My mother prepared food she thought our guests would appreciate – chicken, rice and vegetables. The Cambodians sat around the table, staring. They would not eat. She called an interpreter, who looked at the spread and laughed softly.

“They’re confused,” she explained. “You’ve served an entire chicken. They’re probably worried this is all the meat for the next week. And that bowl of rice on the table – that’s only enough rice for one or two people.”

My mother took them to an Asian market. She stared wide-eyed as Len pointed to a fifty pound bag of rice. Soon Len was in the kitchen, treating us all to a sumptuous Cambodian meal. The rice was firm and dry, without the butter or sugar preferred here in the South. She spooned a steaming mound onto each plate, and garnished it with two bites of chicken cooked in ginger and a spoonful of steamed vegetables.

Our next task was to teach our guests English.

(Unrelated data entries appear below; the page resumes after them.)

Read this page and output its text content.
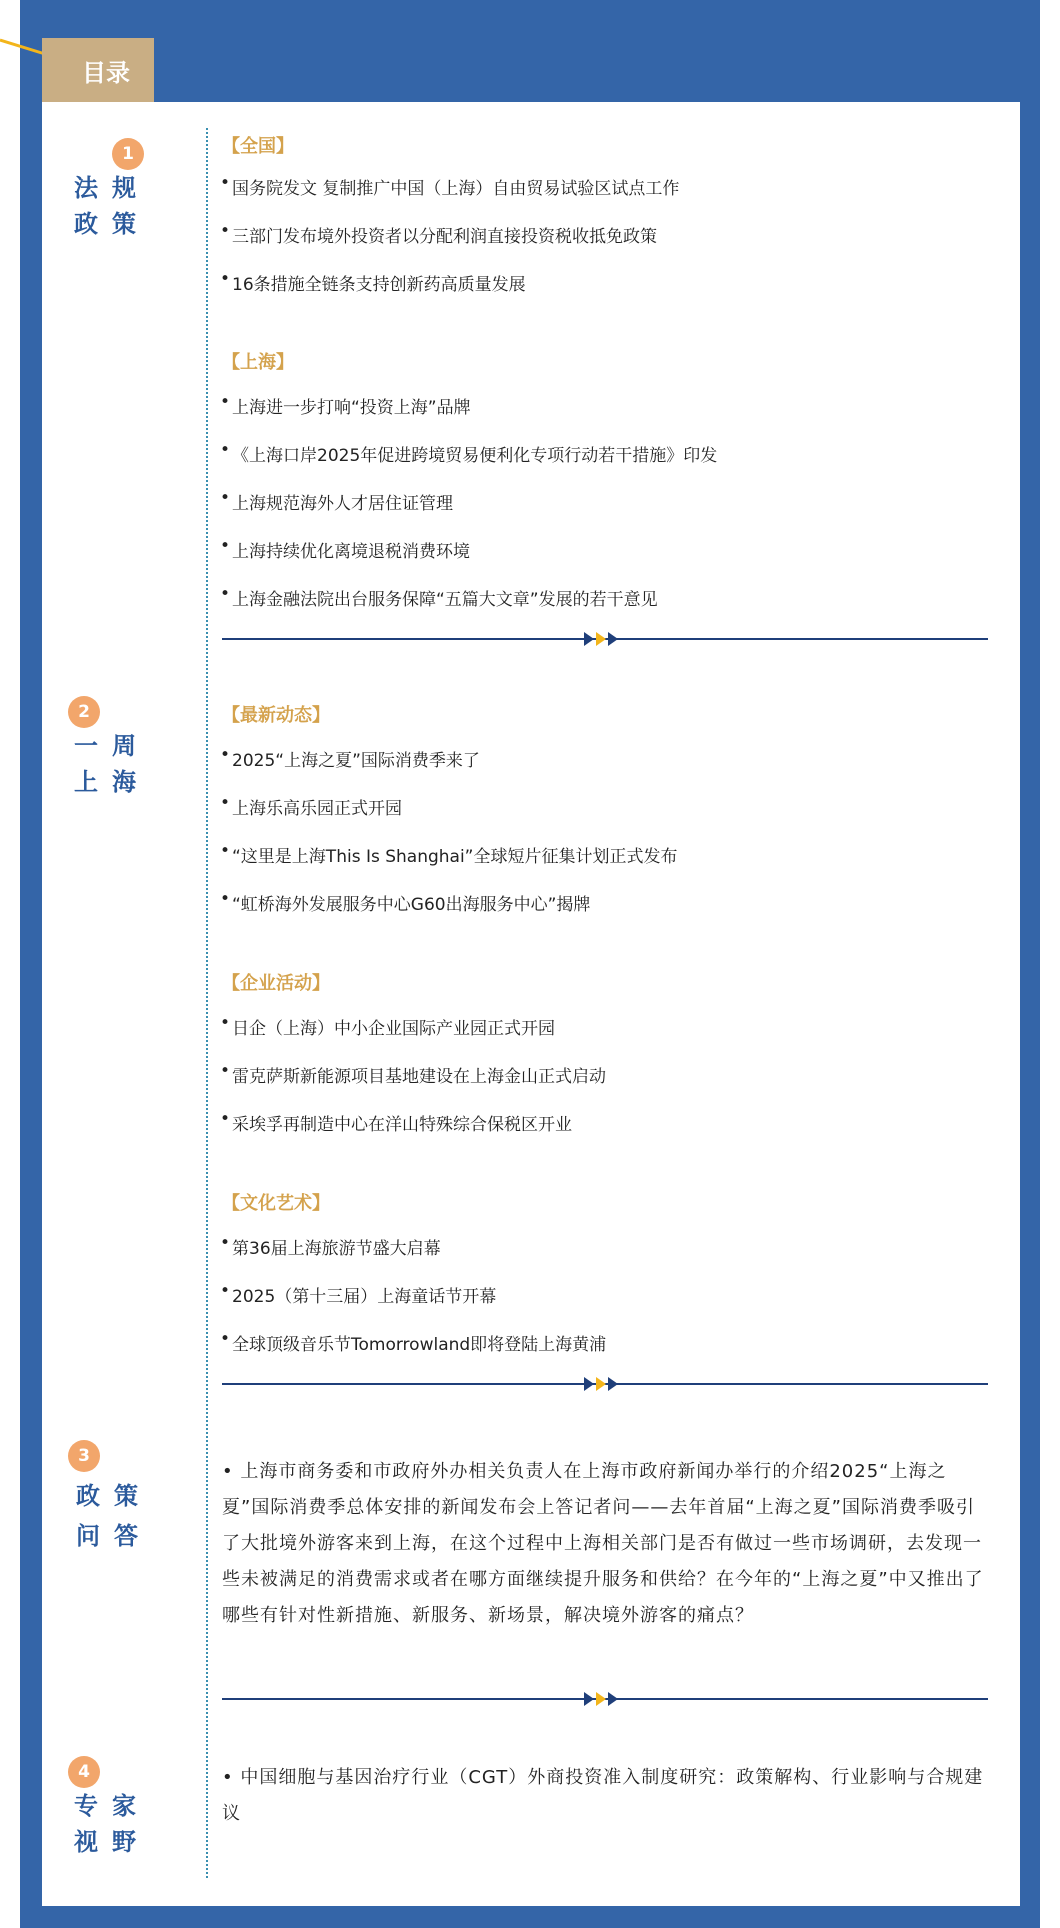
目录
1
法规
政策
【全国】
• 国务院发文 复制推广中国（上海）自由贸易试验区试点工作
• 三部门发布境外投资者以分配利润直接投资税收抵免政策
• 16条措施全链条支持创新药高质量发展
【上海】
• 上海进一步打响“投资上海”品牌
• 《上海口岸2025年促进跨境贸易便利化专项行动若干措施》印发
• 上海规范海外人才居住证管理
• 上海持续优化离境退税消费环境
• 上海金融法院出台服务保障“五篇大文章”发展的若干意见
2
一周
上海
【最新动态】
• 2025“上海之夏”国际消费季来了
• 上海乐高乐园正式开园
• “这里是上海This Is Shanghai”全球短片征集计划正式发布
• “虹桥海外发展服务中心G60出海服务中心”揭牌
【企业活动】
• 日企（上海）中小企业国际产业园正式开园
• 雷克萨斯新能源项目基地建设在上海金山正式启动
• 采埃孚再制造中心在洋山特殊综合保税区开业
【文化艺术】
• 第36届上海旅游节盛大启幕
• 2025（第十三届）上海童话节开幕
• 全球顶级音乐节Tomorrowland即将登陆上海黄浦
3
政策
问答
• 上海市商务委和市政府外办相关负责人在上海市政府新闻办举行的介绍2025“上海之夏”国际消费季总体安排的新闻发布会上答记者问——去年首届“上海之夏”国际消费季吸引了大批境外游客来到上海，在这个过程中上海相关部门是否有做过一些市场调研，去发现一些未被满足的消费需求或者在哪方面继续提升服务和供给？在今年的“上海之夏”中又推出了哪些有针对性新措施、新服务、新场景，解决境外游客的痛点？
4
专家
视野
• 中国细胞与基因治疗行业（CGT）外商投资准入制度研究：政策解构、行业影响与合规建议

When I remember my childhood home, I remember words taped all over the house: window, door, piano, and chair. My parents argued over “little tree,” which Mom worried they would assign to all pine trees. Dad compensated by labeling a dozen more trees.

We kids argued over weightier matters: Is it more Christian to teach Houn swear words, or to risk that he might not know if someone insults him at work?

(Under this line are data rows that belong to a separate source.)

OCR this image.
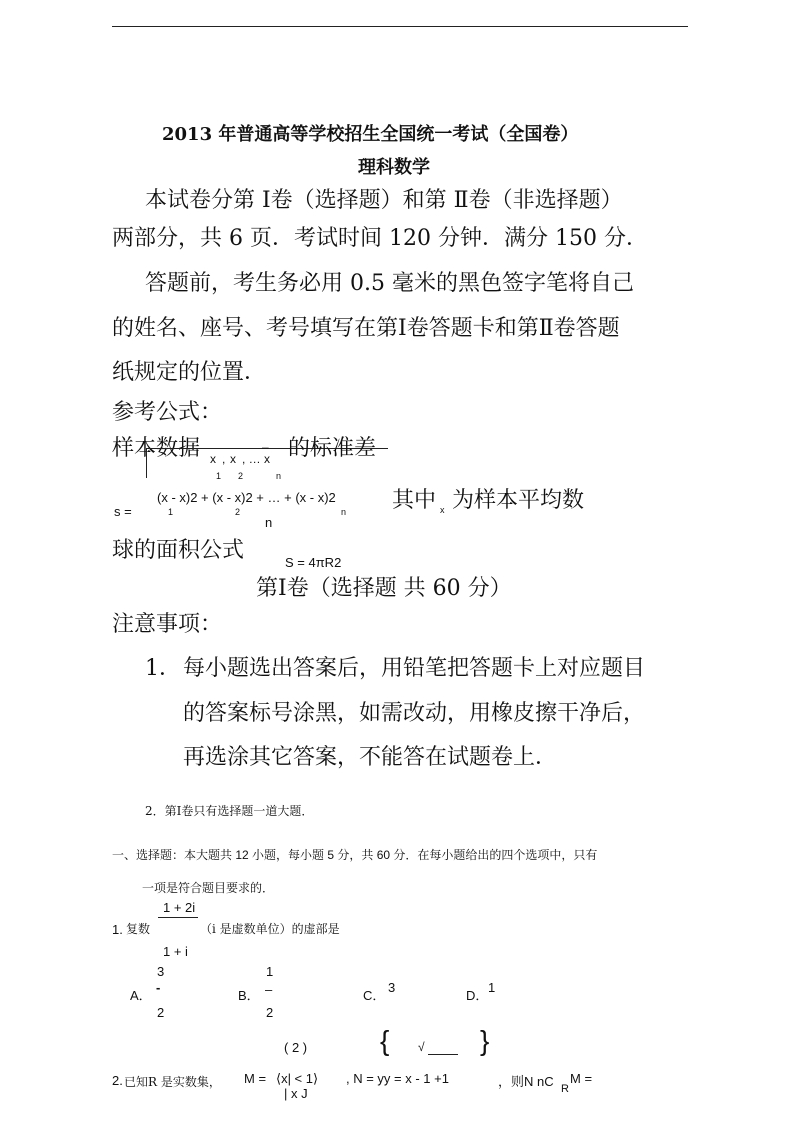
2013 年普通高等学校招生全国统一考试（全国卷）
理科数学
本试卷分第 Ⅰ卷（选择题）和第 Ⅱ卷（非选择题）
两部分，共 6 页．考试时间 120 分钟．满分 150 分．
答题前，考生务必用 0.5 毫米的黑色签字笔将自己
的姓名、座号、考号填写在第Ⅰ卷答题卡和第Ⅱ卷答题
纸规定的位置．
参考公式：
样本数据 x , x , … x
–
1 2	n
的标准差
s =
(x - x)2 + (x - x)2 + … + (x - x)2
1	2	n
n
其中 x 为样本平均数
球的面积公式	S = 4πR2
第Ⅰ卷（选择题 共 60 分）
注意事项：
1． 每小题选出答案后，用铅笔把答题卡上对应题目
的答案标号涂黑，如需改动，用橡皮擦干净后，
再选涂其它答案，不能答在试题卷上．
2．第Ⅰ卷只有选择题一道大题．
一、选择题：本大题共 12 小题，每小题 5 分，共 60 分．在每小题给出的四个选项中，只有
一项是符合题目要求的．
1. 复数
1 + 2i
1 + i
（i 是虚数单位）的虚部是
A．
3
-
2
B．
1
–
2
C．
3
D．
1
2. 已知R 是实数集， M =
( 2 )
⟨x| < 1⟩
| x J
{	}
√
, N = yy = x - 1 +1	，则N nC R
M =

Over time, our house guests learned the language and the culture. They worked hard, saved money, and eventually moved to Washington State to be near other family members. The experience was so positive, my parents opted to repeat it, later taking in members of Len’s extended family.

Although our Cambodian friends now live on the other side of the continent, they never forget to share their lives with us through calls, visits and photographs. Recently my parents were invited to a wedding, where they were honored as though their sacrifices had taken place only yesterday.

Of course, I do not remember any sacrifices. What I remember is growing up with an extra big brother to fend off the bullies. I remember holding a little brown baby and learning to say her name. I remember teaching a small boy to ride a bike. I remember Homp working in the garden and helping with the cows. I’m sure my parents (who will be embarrassed by this column) would say that everything they gave was repaid tenfold in terms of love, loyalty and generosity.

Because my parents were so intentional about our raising, they must have discussed the prospective impact of refugee sponsorship on their own developing children. They obviously believed the benefits to us children outweighed any risks. Still, I doubt they could have foreseen the impact it would have on us. Of all the things my parents did for us – the money spent on education, the hours baking in the sun to cheer us on at swim meets or freezing at football games, and all the shopping, chauffeuring, lecturing and worrying -- everything pales in comparison to this:

My parents taught us to love people before they have earned it.

Such unmerited love is the heart of Christmas. Not only can we say “God so loved the world,” (John 3:16) but also that “Christ died for us while we were yet sinners.” (Romans 5:8) God did not wait for us to realize we needed a Savior. God did not declare that in order to receive help we must first learn a language, or fill out the right paperwork, or be born a certain color or under a certain creed. Our Savior reached out to us in perfect love, not in spite of our destitute state, but because of it.

This is what we need to give our children. Give them a model of the world that empowers them to go forth in love, trusting the goodness of God and the resilience of the human spirit.